Imagine, if you will, a much younger John.
Ten years ago, almost exactly to this day, I stood on the rain-slick precipice of darkness, scrying into the future to decide what’s next? for my life.
I had spent the past six years as a student in the best storage systems research laboratory in the world, itself part of the #1-ranked computer engineering program in the world. I’d learned how to think in graduate school—how to explore the question why?—how to look at trees and see the forest. I’d gained confidence: confidence to formulate and pursue a technical hypothesis, confidence to take the risk that a line of investigation might be wrong, confidence to lead and advise others in the pursuit of their personal goals.
I had spent most of those six years assuming that I would follow in the footsteps of my thesis advisor—become a tenure-track faculty member, set a visionary research agenda and rally a large team to sponsor and drive the work, change the world through my research results, and nurture my own set of wide-eyed/wet-behind-the-ears students into the change-the-world visionaries of the future.
I had a wonderful girlfriend ready to help me succeed in my career, supportive colleagues and contacts in academia and industry, a solid record of publication and public speaking, a reasonably compelling vision for my future research agenda, and an eagerness to move somewhere new and experience/travel/enjoy being there.

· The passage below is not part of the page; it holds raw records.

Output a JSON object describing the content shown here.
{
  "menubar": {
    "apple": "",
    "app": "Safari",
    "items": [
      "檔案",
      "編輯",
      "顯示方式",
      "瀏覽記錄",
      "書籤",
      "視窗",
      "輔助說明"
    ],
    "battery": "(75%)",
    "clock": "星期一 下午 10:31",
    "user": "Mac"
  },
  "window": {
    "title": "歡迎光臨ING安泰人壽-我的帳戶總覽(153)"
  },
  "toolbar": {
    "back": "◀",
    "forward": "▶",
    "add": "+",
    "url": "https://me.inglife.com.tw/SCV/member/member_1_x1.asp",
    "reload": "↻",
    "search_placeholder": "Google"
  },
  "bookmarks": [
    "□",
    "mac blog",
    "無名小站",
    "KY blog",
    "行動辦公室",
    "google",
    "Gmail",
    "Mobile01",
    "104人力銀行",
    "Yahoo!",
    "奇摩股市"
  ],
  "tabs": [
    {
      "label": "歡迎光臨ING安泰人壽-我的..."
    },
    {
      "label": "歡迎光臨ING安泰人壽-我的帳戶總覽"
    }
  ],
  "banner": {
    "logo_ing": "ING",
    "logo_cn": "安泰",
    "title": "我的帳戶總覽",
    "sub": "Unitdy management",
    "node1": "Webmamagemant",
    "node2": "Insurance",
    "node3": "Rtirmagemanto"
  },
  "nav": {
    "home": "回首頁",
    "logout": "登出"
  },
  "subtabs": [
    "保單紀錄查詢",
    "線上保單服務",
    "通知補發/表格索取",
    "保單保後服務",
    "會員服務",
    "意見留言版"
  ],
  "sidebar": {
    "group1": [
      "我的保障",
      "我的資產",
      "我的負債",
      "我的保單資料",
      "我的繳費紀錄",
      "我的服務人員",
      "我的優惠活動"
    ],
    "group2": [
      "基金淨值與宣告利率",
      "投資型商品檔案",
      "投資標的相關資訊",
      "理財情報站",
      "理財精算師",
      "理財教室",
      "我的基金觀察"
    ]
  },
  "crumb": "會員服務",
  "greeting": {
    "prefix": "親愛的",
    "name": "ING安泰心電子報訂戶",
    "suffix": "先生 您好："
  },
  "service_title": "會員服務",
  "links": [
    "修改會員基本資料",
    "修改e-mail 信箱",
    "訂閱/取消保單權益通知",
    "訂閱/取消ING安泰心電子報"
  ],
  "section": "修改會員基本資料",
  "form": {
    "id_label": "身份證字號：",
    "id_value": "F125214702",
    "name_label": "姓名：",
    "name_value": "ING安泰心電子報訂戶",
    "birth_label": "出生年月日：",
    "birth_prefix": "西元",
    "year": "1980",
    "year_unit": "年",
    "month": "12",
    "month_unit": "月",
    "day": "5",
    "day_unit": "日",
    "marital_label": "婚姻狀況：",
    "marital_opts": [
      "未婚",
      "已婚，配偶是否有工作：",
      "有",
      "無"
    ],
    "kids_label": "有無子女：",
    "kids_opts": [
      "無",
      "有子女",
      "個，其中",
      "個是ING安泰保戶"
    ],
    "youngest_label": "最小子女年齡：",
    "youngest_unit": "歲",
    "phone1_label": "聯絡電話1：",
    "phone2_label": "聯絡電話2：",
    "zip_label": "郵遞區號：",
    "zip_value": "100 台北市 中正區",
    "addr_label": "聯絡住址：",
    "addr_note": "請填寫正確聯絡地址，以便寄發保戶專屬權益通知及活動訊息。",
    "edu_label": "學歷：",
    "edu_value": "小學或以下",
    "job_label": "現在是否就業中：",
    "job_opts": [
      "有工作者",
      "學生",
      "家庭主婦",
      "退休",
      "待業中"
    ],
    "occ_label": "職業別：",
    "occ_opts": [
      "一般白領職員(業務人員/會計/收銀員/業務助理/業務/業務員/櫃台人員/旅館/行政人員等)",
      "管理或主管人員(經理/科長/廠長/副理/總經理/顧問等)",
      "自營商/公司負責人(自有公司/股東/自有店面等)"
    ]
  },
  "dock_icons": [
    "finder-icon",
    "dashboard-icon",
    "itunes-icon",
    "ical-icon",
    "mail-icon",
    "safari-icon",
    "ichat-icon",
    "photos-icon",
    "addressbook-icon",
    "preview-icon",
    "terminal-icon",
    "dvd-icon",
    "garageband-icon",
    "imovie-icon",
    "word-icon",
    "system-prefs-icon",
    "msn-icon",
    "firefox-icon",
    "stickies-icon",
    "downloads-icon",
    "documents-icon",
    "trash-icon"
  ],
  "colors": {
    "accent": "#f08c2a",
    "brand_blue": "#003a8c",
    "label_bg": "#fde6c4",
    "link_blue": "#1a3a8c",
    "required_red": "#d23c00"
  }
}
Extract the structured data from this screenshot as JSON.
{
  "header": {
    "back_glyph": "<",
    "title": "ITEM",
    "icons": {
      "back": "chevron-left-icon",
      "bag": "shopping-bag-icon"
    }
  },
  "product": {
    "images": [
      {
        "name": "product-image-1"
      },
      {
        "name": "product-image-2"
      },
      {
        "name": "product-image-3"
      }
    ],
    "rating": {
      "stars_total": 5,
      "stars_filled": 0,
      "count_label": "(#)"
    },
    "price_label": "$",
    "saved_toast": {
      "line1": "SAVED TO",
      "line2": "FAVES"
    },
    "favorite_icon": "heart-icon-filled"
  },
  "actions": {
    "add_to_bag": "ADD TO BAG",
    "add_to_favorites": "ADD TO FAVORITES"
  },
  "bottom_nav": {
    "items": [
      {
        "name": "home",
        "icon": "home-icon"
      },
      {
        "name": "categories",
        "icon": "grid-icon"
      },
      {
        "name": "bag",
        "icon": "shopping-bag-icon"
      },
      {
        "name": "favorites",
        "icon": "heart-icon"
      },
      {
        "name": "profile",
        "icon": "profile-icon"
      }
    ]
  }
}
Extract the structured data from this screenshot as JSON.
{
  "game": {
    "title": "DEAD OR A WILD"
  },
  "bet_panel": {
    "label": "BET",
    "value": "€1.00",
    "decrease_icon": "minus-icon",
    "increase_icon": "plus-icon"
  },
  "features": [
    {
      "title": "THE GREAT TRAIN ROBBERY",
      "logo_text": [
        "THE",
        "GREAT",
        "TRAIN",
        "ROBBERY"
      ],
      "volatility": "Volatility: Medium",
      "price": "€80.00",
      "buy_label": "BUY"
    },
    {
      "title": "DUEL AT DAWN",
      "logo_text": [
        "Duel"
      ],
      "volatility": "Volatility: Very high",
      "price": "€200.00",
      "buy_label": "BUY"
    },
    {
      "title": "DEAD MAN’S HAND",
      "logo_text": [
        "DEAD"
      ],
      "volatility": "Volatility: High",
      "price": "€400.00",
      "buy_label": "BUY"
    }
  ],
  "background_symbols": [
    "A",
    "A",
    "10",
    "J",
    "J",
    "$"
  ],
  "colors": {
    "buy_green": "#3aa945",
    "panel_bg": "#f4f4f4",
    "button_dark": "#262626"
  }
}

I had my choice of off-the-hook amazing job offers in amazing places. In academia, both the University of Edinburgh (Scotland) and the University of Waterloo (Canada) offered me the academic positions I’d dreamed about. I’d also interviewed at world-class industrial and business firms—including Google, Hitachi, Intel, McKinsey & Co., and Microsoft Research—and had received offers to work directly with two of the most impressive people I’d ever met (John Colgrove at Veritas Software near San Francisco, or Dr. Leendert van Doorn at IBM Research near New York City).
I was the king of the world!
But then I asked my advisor a question he couldn’t answer.
I asked for my advisor’s advice on how to choose which job to take—what to consider in terms of internal and external impact, work-life balance, and personal satisfaction; what I could expect over the first few years of my career; what were my personal strengths and weaknesses that would be unique (or be problematic) in each position; how each choice would tie in with my long-term career and life plans.
He answered that he couldn’t advise me. He couldn’t because he had only ever worked in academia; he didn’t have the experience to help me understand what I could expect; to suggest which choices would open or close which doors; to guide me toward the right decision for me.
That answer stunned me. It opened my eyes that I would have the same limitation if I went straight into an academic position.
It was the mentorship aspect of a job in academia—the “confidence to lead and advise others in the pursuit of their personal goals” and the “nurture my own set of wide-eyed/wet-behind-the-ears students into the change-the-world visionaries of the future”—that was the key draw to my pursuing such a position. From this conversation with my advisor I realized that I needed more personal work experience in order to pay forward the gifts of encouragement, nurturing, guidance, and freedom that I’d received from my teachers and mentors over the years.
Moreover, if I was going to change the world I realized that I needed a better understanding how the real world works. At Carnegie Mellon I saw firsthand how many successful faculty members pursued technology transition: Some, like my advisor, built relationships with key technology companies in his field and freely shared results (and freely shared graduate students for internships) to ensure a steady flow of ideas and technology both into and out of his group. Some, like Dr. Phil Koopman, applied his years of industry experience toward choosing projects that were both academically rigorous and immediately practical for solving the complex problems that had vexed him but that industry couldn’t (or wouldn’t) solve for itself. And some, like Dr. Garth Gibson, took the flat-out entrepreneurial approach and founded a company to productize the game-changing technology concept he’d conceived, defined, explored, and proselytized over the past decade.
So I decided not to pursue a professorship, at least not for a while, while I instead went out to discover how the real world works.
(Saying “no” to the position at Edinburgh is the hardest phone call I’ve ever made.)
I accepted the position at IBM, and the next decade turned out to be far more interesting (and far more interestingly chaotic) than I imagined they would be.